But the dumplings were not always called matzo balls. They were called knoedel, Nathan says, and the Germans, Austrians and Alsatians used them in soups. When Jews moved to Poland, they referred to them as knoedela, and in the 1930s, the U.S. Manischewitz company started packaging the product and called them "Alsatian feathery balls." Nathan says it was probably U.S. comedians and vaudeville performers that finally dubbed them "matzo balls."
Recipe: Joan Nathan's Matzo Ball Soup
2 tablespoons rendered chicken fat
4 large eggs
1/4 cup chicken broth or water
3 teaspoons salt
Freshly ground pepper to taste
1 teaspoon freshly grated ginger or 1/2 teaspoon powdered ginger
1/4 teaspoon grated nutmeg
1 cup matzo meal
Put the chicken fat, eggs, broth or water, 2 teaspoons salt, freshly ground pepper, the ginger and the nutmeg in a medium mixing bowl. Stir well with a wooden spoon, then add the matzo meal and stir just until mixed. Cover and refrigerate for at least an hour, or overnight.
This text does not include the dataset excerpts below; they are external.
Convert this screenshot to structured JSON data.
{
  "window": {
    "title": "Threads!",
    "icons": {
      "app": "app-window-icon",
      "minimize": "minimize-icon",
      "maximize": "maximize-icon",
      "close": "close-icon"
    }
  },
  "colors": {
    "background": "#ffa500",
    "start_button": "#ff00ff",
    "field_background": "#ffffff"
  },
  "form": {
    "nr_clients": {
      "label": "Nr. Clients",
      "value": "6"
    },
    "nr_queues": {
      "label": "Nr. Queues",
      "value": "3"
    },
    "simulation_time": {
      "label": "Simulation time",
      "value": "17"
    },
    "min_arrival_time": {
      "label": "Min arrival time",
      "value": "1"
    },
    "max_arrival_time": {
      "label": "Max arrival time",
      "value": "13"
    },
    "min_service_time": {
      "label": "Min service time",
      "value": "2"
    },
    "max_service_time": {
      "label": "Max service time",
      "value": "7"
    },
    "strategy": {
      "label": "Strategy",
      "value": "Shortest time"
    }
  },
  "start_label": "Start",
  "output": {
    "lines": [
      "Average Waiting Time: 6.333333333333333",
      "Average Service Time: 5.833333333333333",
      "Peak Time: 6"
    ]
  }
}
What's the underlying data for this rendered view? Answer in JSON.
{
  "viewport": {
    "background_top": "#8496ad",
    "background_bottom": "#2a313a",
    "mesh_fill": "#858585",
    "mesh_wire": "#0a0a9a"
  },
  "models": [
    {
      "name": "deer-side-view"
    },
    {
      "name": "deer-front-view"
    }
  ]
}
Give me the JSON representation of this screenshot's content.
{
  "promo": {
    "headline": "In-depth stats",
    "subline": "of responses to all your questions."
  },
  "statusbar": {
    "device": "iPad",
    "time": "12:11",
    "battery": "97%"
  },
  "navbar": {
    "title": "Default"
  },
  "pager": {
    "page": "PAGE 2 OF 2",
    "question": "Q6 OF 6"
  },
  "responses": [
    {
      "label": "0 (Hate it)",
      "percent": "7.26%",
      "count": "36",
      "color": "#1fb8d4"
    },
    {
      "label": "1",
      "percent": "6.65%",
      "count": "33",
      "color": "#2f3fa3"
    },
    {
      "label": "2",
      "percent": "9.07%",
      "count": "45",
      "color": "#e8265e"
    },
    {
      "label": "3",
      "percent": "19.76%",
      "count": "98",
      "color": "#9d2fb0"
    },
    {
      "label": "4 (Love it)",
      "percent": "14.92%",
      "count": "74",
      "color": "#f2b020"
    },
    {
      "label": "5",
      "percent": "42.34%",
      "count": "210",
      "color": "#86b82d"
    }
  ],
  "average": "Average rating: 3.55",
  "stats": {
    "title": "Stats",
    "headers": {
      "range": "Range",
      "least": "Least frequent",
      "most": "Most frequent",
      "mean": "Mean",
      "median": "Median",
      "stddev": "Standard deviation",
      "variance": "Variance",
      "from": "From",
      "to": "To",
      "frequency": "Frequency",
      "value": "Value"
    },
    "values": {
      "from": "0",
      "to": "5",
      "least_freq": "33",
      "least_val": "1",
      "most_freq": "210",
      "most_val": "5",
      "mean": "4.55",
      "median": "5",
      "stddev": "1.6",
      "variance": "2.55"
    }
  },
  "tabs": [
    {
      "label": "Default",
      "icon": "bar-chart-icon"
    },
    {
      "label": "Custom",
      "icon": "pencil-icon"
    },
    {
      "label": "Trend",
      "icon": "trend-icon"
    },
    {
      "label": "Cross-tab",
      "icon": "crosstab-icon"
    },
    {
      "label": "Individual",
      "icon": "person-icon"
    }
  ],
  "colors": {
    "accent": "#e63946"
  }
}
Bring a large pot of water with the remaining teaspoon of salt to a boil. Set a small bowl of cold water next to your work space. Dip your hands in the water, then form matzo balls about the size of small walnuts. Drop the matzo balls into the boiling water, then cover and simmer for about 20 minutes, or until al dente.
Serve with chicken soup.
Yield: About 10 matzo balls
Note: There are two ways that one can render the fat. The first way is to take the fat off the chicken and melt it down in a frying pan with onions. The second and easiest method is to make chicken soup (using the skin), then cool and refrigerate the soup overnight, and spoon off the fat that accumulates on top.